Photo Archivist Jobs

Photo archivists are responsible for the preservation, organization and archiving of photographs. They also prepare and arrange for their collections for the public to consume. Archivists work just about anywhere there is a large inventory photographs that need archiving and preservation.

This includes museums, research institutions, universities, libraries, history centers, public and private collections, and auction houses. They often collaborate with photo curators, museum directors and art buyers to procure and preserve photographs.

Artists, curators and museum directors also look to curators for insight and information on the best photographs to reference for publication and/or presentation. At smaller institutions, they may work as general archivists, responsible for all artistic media. However, the field of photo archiving has been growing for quite some time now, and many of these institutions employ general archivists and photo archivists.

What the Job Entails

Whether employed at a museum, a library or an auction house, etc, the job responsibilities are similar. Typical work activities include the following: protect materials, maintain archives and help people access archival material. At large institutions, you may be responsible for tens or hundreds of thousands of archival photographs/materials. At museums, the archivist usually reports to the curator. Interestingly, these two jobs are actually two sides of the same coin. Where the curator works to procure, display photographs, the archivist works to maintain and archive these sometimes-massive collections.

The photo archivist also helps to establish policies and priorities for the photo archives. At some point, you will work with the public. This means arranging and describing collections for exhibition, communicating with potential donors regarding acquisitions and, sometimes, publishing research findings. Depending on the size of the institution that employs you, you may also collaborate with a curator in managing and supervising assistants, staff, faculty and interns. Since there are also archival internships available at museums and libraries, you will be in charge of creating and maintaining the internship program.

Libraries, museums, etc. also maintain online galleries of archived collections. Documenting these images can present their own unique challenges, but this will often be part of your job as well.
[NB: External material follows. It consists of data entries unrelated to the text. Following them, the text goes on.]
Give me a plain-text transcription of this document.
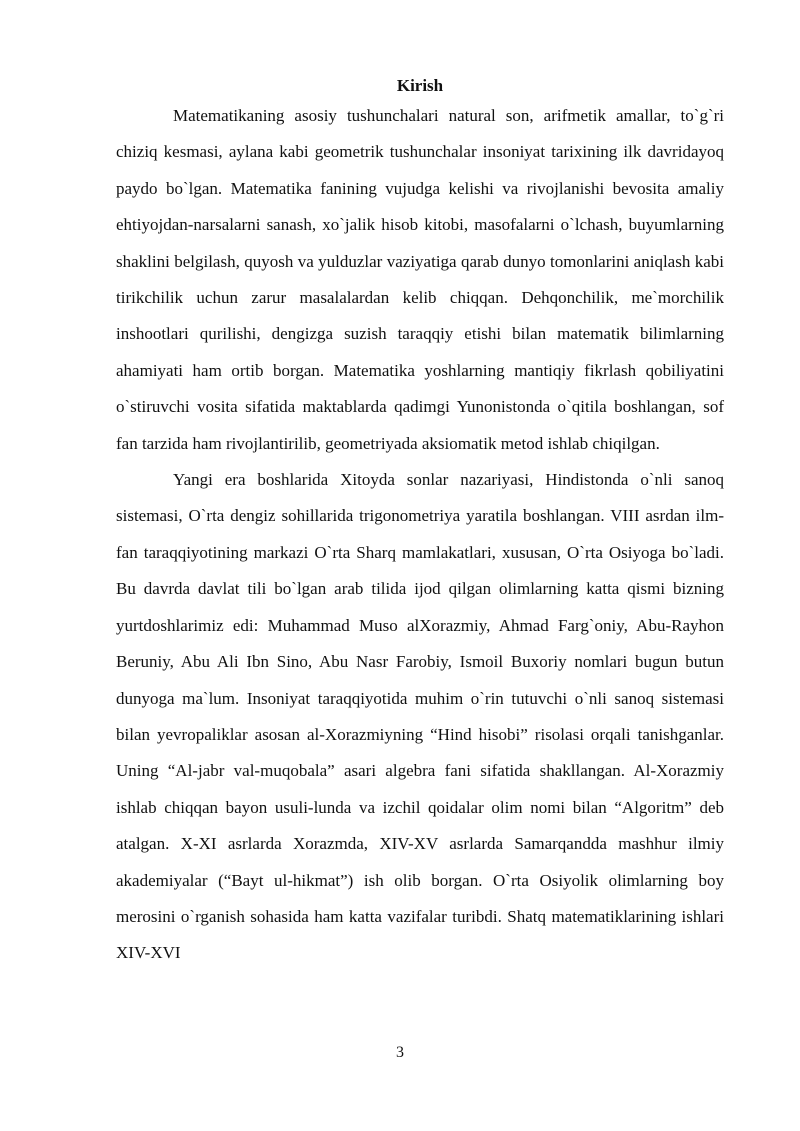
Kirish

Matematikaning asosiy tushunchalari natural son, arifmetik amallar, to`g`ri chiziq kesmasi, aylana kabi geometrik tushunchalar insoniyat tarixining ilk davridayoq paydo bo`lgan. Matematika fanining vujudga kelishi va rivojlanishi bevosita amaliy ehtiyojdan-narsalarni sanash, xo`jalik hisob kitobi, masofalarni o`lchash, buyumlarning shaklini belgilash, quyosh va yulduzlar vaziyatiga qarab dunyo tomonlarini aniqlash kabi tirikchilik uchun zarur masalalardan kelib chiqqan. Dehqonchilik, me`morchilik inshootlari qurilishi, dengizga suzish taraqqiy etishi bilan matematik bilimlarning ahamiyati ham ortib borgan. Matematika yoshlarning mantiqiy fikrlash qobiliyatini o`stiruvchi vosita sifatida maktablarda qadimgi Yunonistonda o`qitila boshlangan, sof fan tarzida ham rivojlantirilib, geometriyada aksiomatik metod ishlab chiqilgan.

Yangi era boshlarida Xitoyda sonlar nazariyasi, Hindistonda o`nli sanoq sistemasi, O`rta dengiz sohillarida trigonometriya yaratila boshlangan. VIII asrdan ilm-fan taraqqiyotining markazi O`rta Sharq mamlakatlari, xususan, O`rta Osiyoga bo`ladi. Bu davrda davlat tili bo`lgan arab tilida ijod qilgan olimlarning katta qismi bizning yurtdoshlarimiz edi: Muhammad Muso alXorazmiy, Ahmad Farg`oniy, Abu-Rayhon Beruniy, Abu Ali Ibn Sino, Abu Nasr Farobiy, Ismoil Buxoriy nomlari bugun butun dunyoga ma`lum. Insoniyat taraqqiyotida muhim o`rin tutuvchi o`nli sanoq sistemasi bilan yevropaliklar asosan al-Xorazmiyning “Hind hisobi” risolasi orqali tanishganlar. Uning “Al-jabr val-muqobala” asari algebra fani sifatida shakllangan. Al-Xorazmiy ishlab chiqqan bayon usuli-lunda va izchil qoidalar olim nomi bilan “Algoritm” deb atalgan. X-XI asrlarda Xorazmda, XIV-XV asrlarda Samarqandda mashhur ilmiy akademiyalar (“Bayt ul-hikmat”) ish olib borgan. O`rta Osiyolik olimlarning boy merosini o`rganish sohasida ham katta vazifalar turibdi. Shatq matematiklarining ishlari XIV-XVI

3
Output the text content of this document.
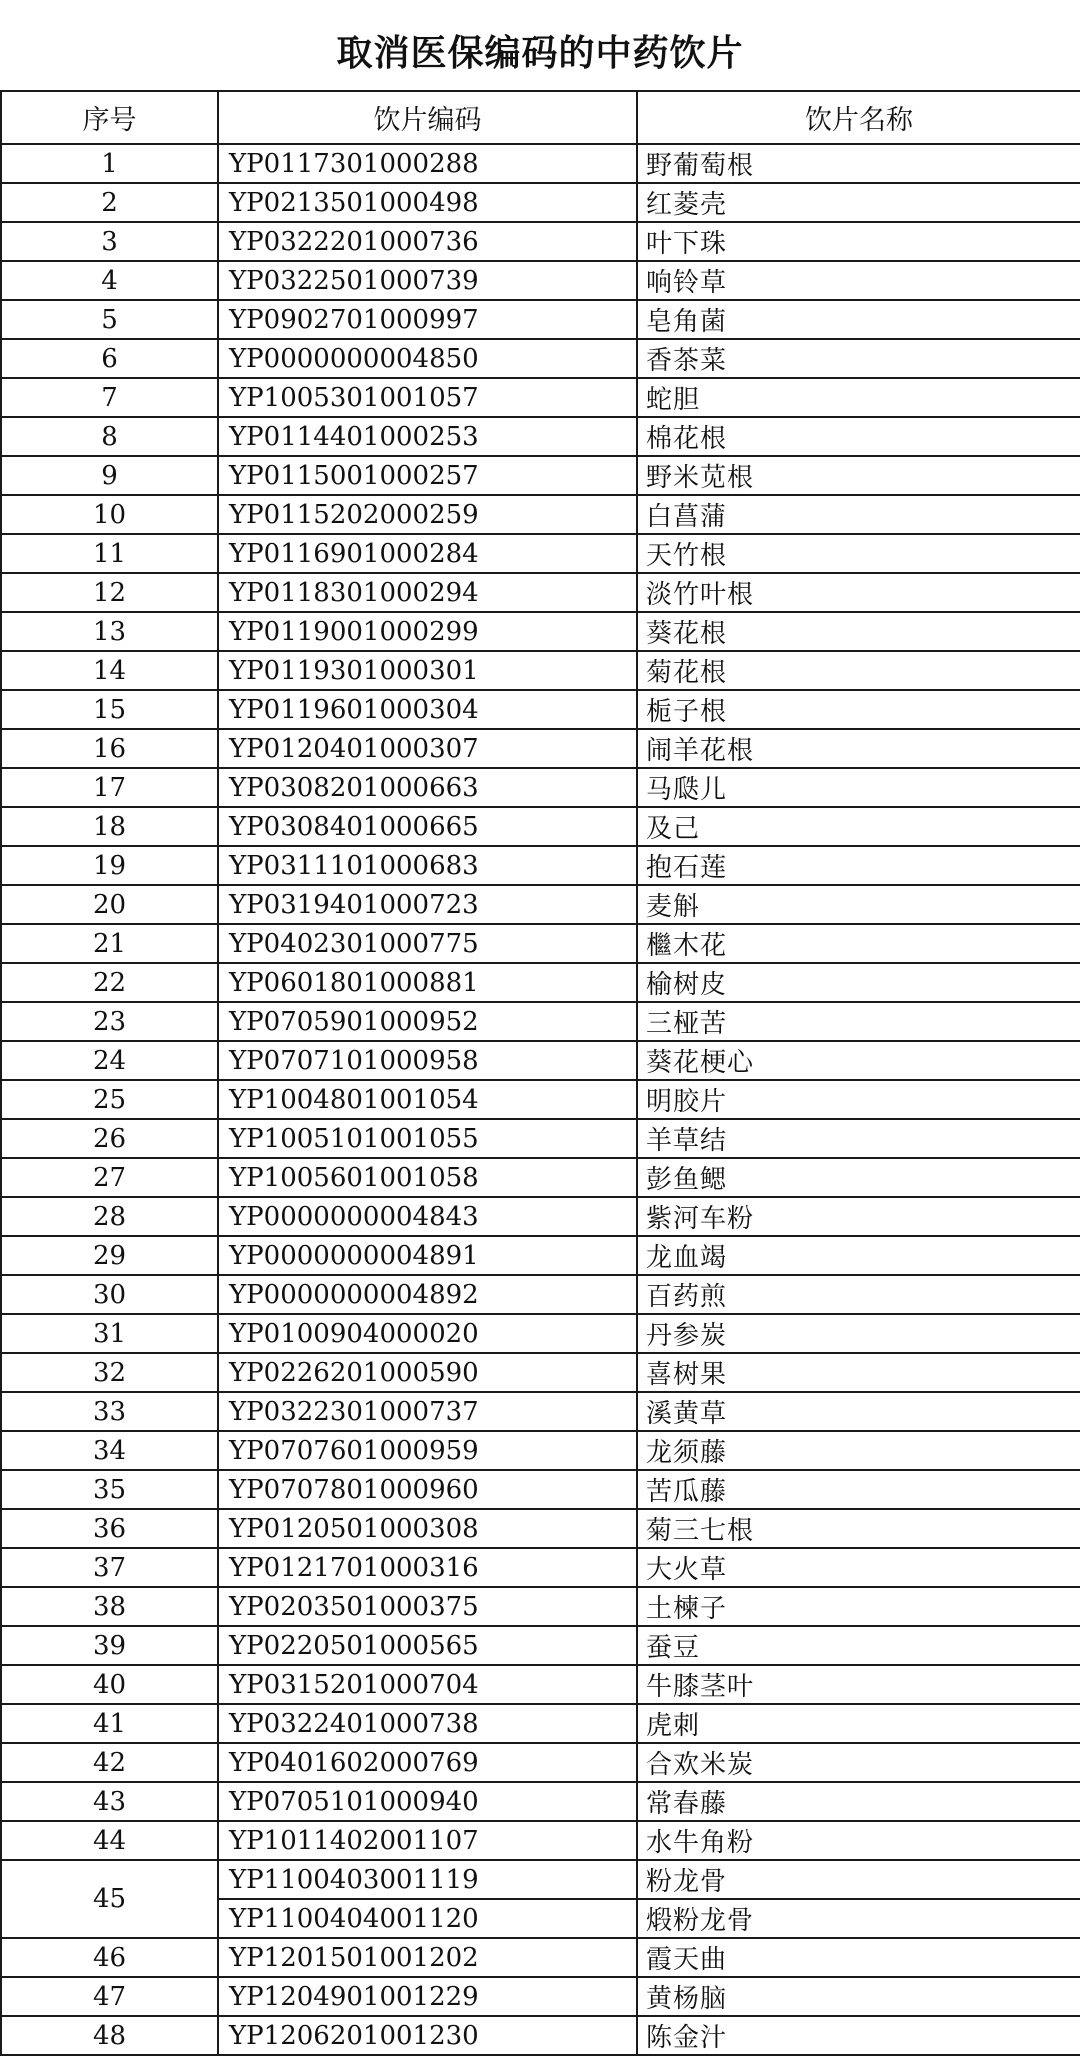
取消医保编码的中药饮片
序号	饮片编码	饮片名称
1	YP0117301000288	野葡萄根
2	YP0213501000498	红菱壳
3	YP0322201000736	叶下珠
4	YP0322501000739	响铃草
5	YP0902701000997	皂角菌
6	YP0000000004850	香茶菜
7	YP1005301001057	蛇胆
8	YP0114401000253	棉花根
9	YP0115001000257	野米苋根
10	YP0115202000259	白菖蒲
11	YP0116901000284	天竹根
12	YP0118301000294	淡竹叶根
13	YP0119001000299	葵花根
14	YP0119301000301	菊花根
15	YP0119601000304	栀子根
16	YP0120401000307	闹羊花根
17	YP0308201000663	马瓞儿
18	YP0308401000665	及己
19	YP0311101000683	抱石莲
20	YP0319401000723	麦斛
21	YP0402301000775	檵木花
22	YP0601801000881	榆树皮
23	YP0705901000952	三桠苦
24	YP0707101000958	葵花梗心
25	YP1004801001054	明胶片
26	YP1005101001055	羊草结
27	YP1005601001058	彭鱼鳃
28	YP0000000004843	紫河车粉
29	YP0000000004891	龙血竭
30	YP0000000004892	百药煎
31	YP0100904000020	丹参炭
32	YP0226201000590	喜树果
33	YP0322301000737	溪黄草
34	YP0707601000959	龙须藤
35	YP0707801000960	苦瓜藤
36	YP0120501000308	菊三七根
37	YP0121701000316	大火草
38	YP0203501000375	土楝子
39	YP0220501000565	蚕豆
40	YP0315201000704	牛膝茎叶
41	YP0322401000738	虎刺
42	YP0401602000769	合欢米炭
43	YP0705101000940	常春藤
44	YP1011402001107	水牛角粉
45	YP1100403001119	粉龙骨
	YP1100404001120	煅粉龙骨
46	YP1201501001202	霞天曲
47	YP1204901001229	黄杨脑
48	YP1206201001230	陈金汁
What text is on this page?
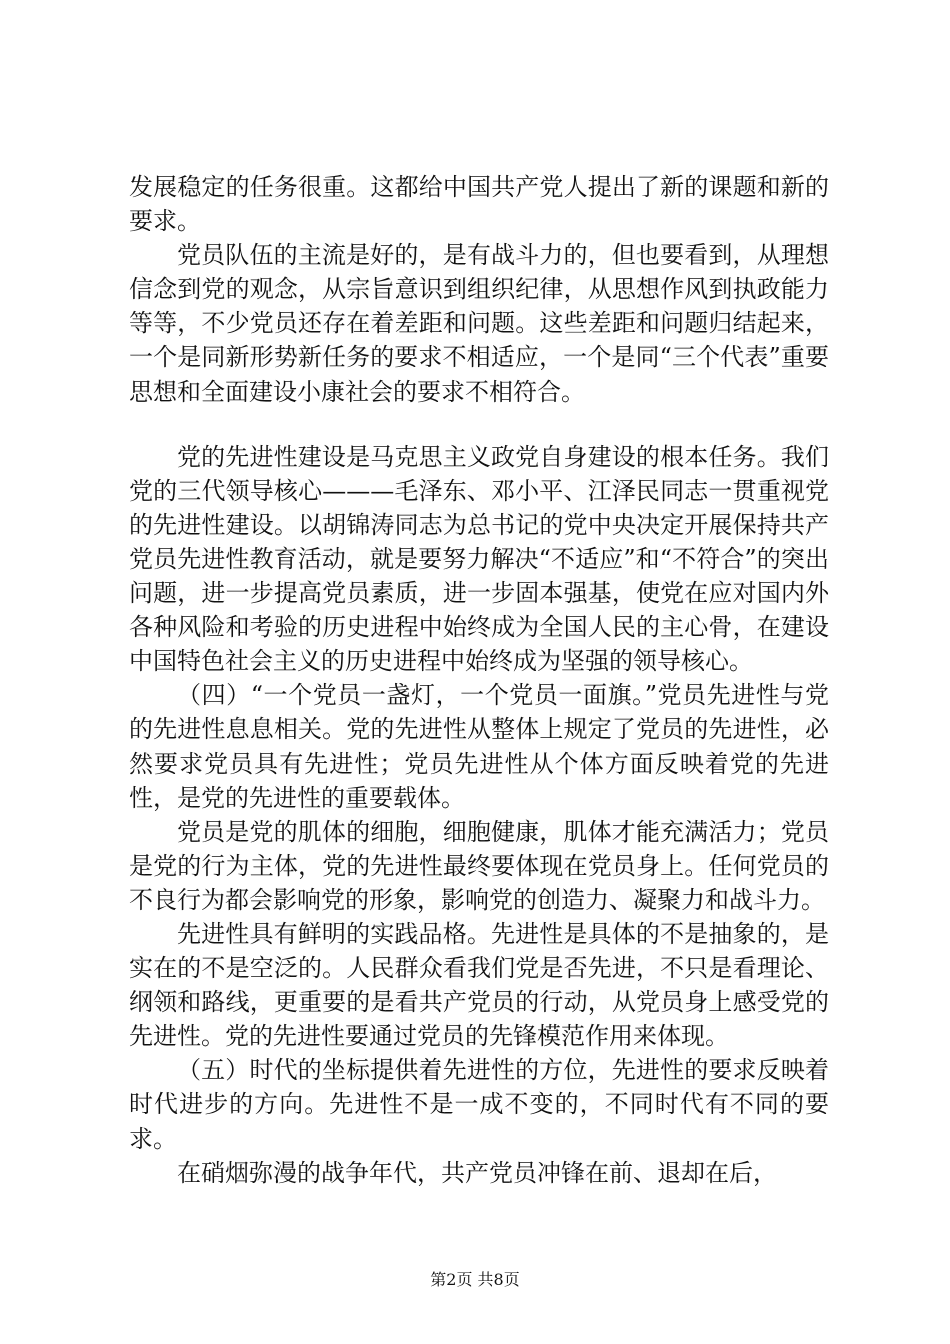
发展稳定的任务很重。这都给中国共产党人提出了新的课题和新的要求。

党员队伍的主流是好的，是有战斗力的，但也要看到，从理想信念到党的观念，从宗旨意识到组织纪律，从思想作风到执政能力等等，不少党员还存在着差距和问题。这些差距和问题归结起来，一个是同新形势新任务的要求不相适应，一个是同“三个代表”重要思想和全面建设小康社会的要求不相符合。

党的先进性建设是马克思主义政党自身建设的根本任务。我们党的三代领导核心———毛泽东、邓小平、江泽民同志一贯重视党的先进性建设。以胡锦涛同志为总书记的党中央决定开展保持共产党员先进性教育活动，就是要努力解决“不适应”和“不符合”的突出问题，进一步提高党员素质，进一步固本强基，使党在应对国内外各种风险和考验的历史进程中始终成为全国人民的主心骨，在建设中国特色社会主义的历史进程中始终成为坚强的领导核心。

（四）“一个党员一盏灯，一个党员一面旗。”党员先进性与党的先进性息息相关。党的先进性从整体上规定了党员的先进性，必然要求党员具有先进性；党员先进性从个体方面反映着党的先进性，是党的先进性的重要载体。

党员是党的肌体的细胞，细胞健康，肌体才能充满活力；党员是党的行为主体，党的先进性最终要体现在党员身上。任何党员的不良行为都会影响党的形象，影响党的创造力、凝聚力和战斗力。

先进性具有鲜明的实践品格。先进性是具体的不是抽象的，是实在的不是空泛的。人民群众看我们党是否先进，不只是看理论、纲领和路线，更重要的是看共产党员的行动，从党员身上感受党的先进性。党的先进性要通过党员的先锋模范作用来体现。

（五）时代的坐标提供着先进性的方位，先进性的要求反映着时代进步的方向。先进性不是一成不变的，不同时代有不同的要求。

在硝烟弥漫的战争年代，共产党员冲锋在前、退却在后，

第2页 共8页
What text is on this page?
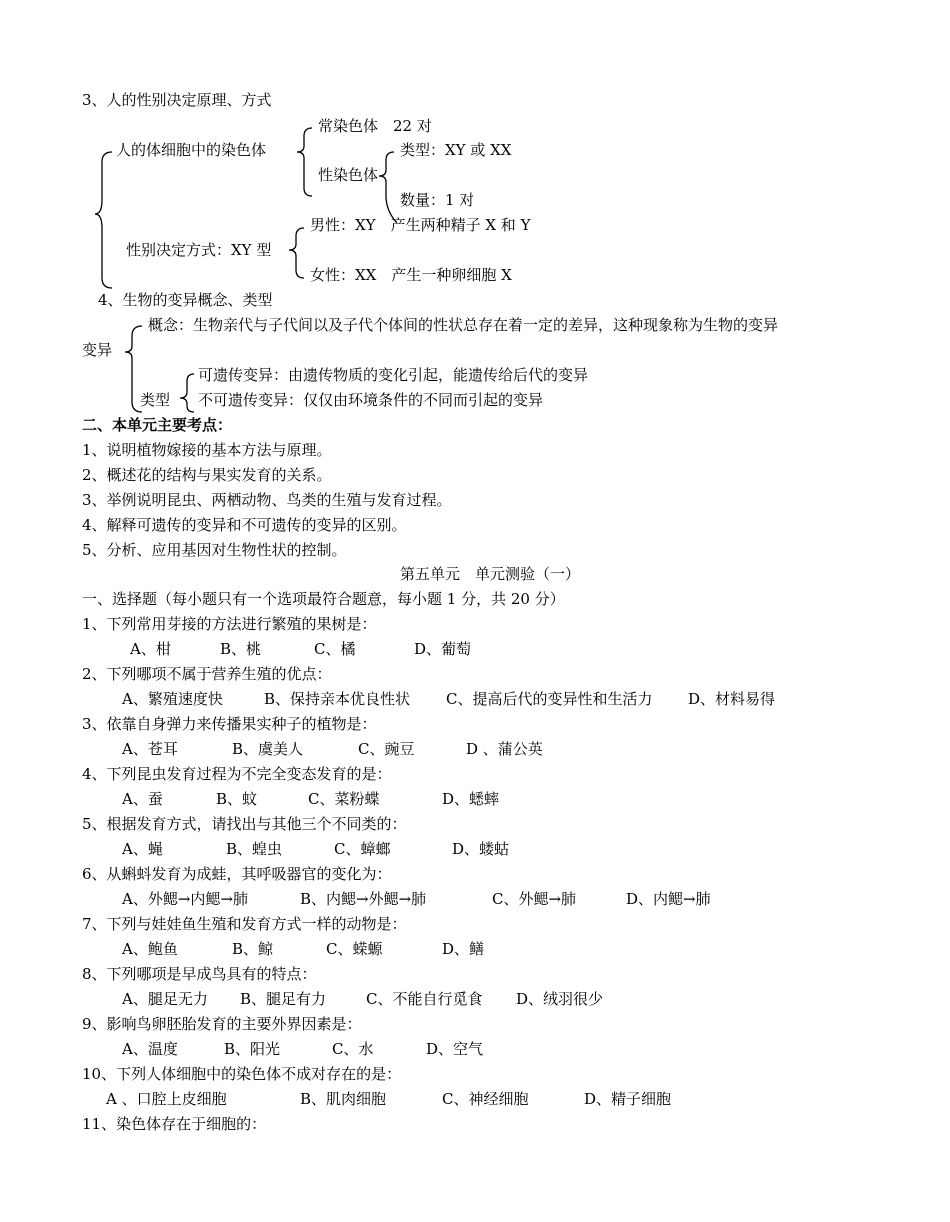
3、人的性别决定原理、方式
常染色体　22 对
人的体细胞中的染色体	类型：XY 或 XX
性染色体
数量：1 对
男性：XY　产生两种精子 X 和 Y
性别决定方式：XY 型
女性：XX　产生一种卵细胞 X
4、生物的变异概念、类型
概念：生物亲代与子代间以及子代个体间的性状总存在着一定的差异，这种现象称为生物的变异
变异
可遗传变异：由遗传物质的变化引起，能遗传给后代的变异
类型 不可遗传变异：仅仅由环境条件的不同而引起的变异
二、本单元主要考点：
1、说明植物嫁接的基本方法与原理。
2、概述花的结构与果实发育的关系。
3、举例说明昆虫、两栖动物、鸟类的生殖与发育过程。
4、解释可遗传的变异和不可遗传的变异的区别。
5、分析、应用基因对生物性状的控制。
第五单元　单元测验（一）
一、选择题（每小题只有一个选项最符合题意，每小题 1 分，共 20 分）
1、下列常用芽接的方法进行繁殖的果树是：
A、柑	B、桃	C、橘	D、葡萄
2、下列哪项不属于营养生殖的优点：
A、繁殖速度快	B、保持亲本优良性状 C、提高后代的变异性和生活力 D、材料易得
3、依靠自身弹力来传播果实种子的植物是：
A、苍耳	B、虞美人	C、豌豆	D 、蒲公英
4、下列昆虫发育过程为不完全变态发育的是：
A、蚕	B、蚊	C、菜粉蝶	D、蟋蟀
5、根据发育方式，请找出与其他三个不同类的：
A、蝇	B、蝗虫	C、蟑螂	D、蝼蛄
6、从蝌蚪发育为成蛙，其呼吸器官的变化为：
A、外鳃→内鳃→肺	B、内鳃→外鳃→肺	C、外鳃→肺	D、内鳃→肺
7、下列与娃娃鱼生殖和发育方式一样的动物是：
A、鲍鱼	B、鲸	C、蝾螈	D、鳝
8、下列哪项是早成鸟具有的特点：
A、腿足无力 B、腿足有力	C、不能自行觅食 D、绒羽很少
9、影响鸟卵胚胎发育的主要外界因素是：
A、温度	B、阳光	C、水	D、空气
10、下列人体细胞中的染色体不成对存在的是：
A 、口腔上皮细胞	B、肌肉细胞	C、神经细胞	D、精子细胞
11、染色体存在于细胞的：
Knowledge and Skills Required

  • Passion for Research: This job is heavily influenced by one’s ability to conduct research. To that end, it is necessary to have a passion for research.
  • Current Archival Methods and Trends: As an archivist, you will come across a large variety of photographs, some of which require different preservation methods. Not only will you deal with decades-old print photographs, you might also be responsible for maintaining and preserving daguerreotypes, ambrotypes, stereoscopic images. You will need to know the current methods of archiving and preserving these images.

Getting Started

The path to becoming a photography archivist is long, but it is eventually rewarding for those with patience.

Like photography curators, photography archivists are expected to be experts in the history, practice and preservation of photographic art works. This usually implies a terminal degree in art, history, photography or archival/library sciences. Those who the Society of American Archivists accredits study archival /library sciences graduates. Keep in mind though, that field experience matters in this field as much as accreditation, so it is possible to work your up through the ranks. See our museum archivist job profile page too.


According to U.S. Bureau of Labor Statistics, median annual salary of archivists in May 2008 was $45,020. Those who work for the federal government earn much more. As of 2009, the median annual salary for federal archivists was $83,758.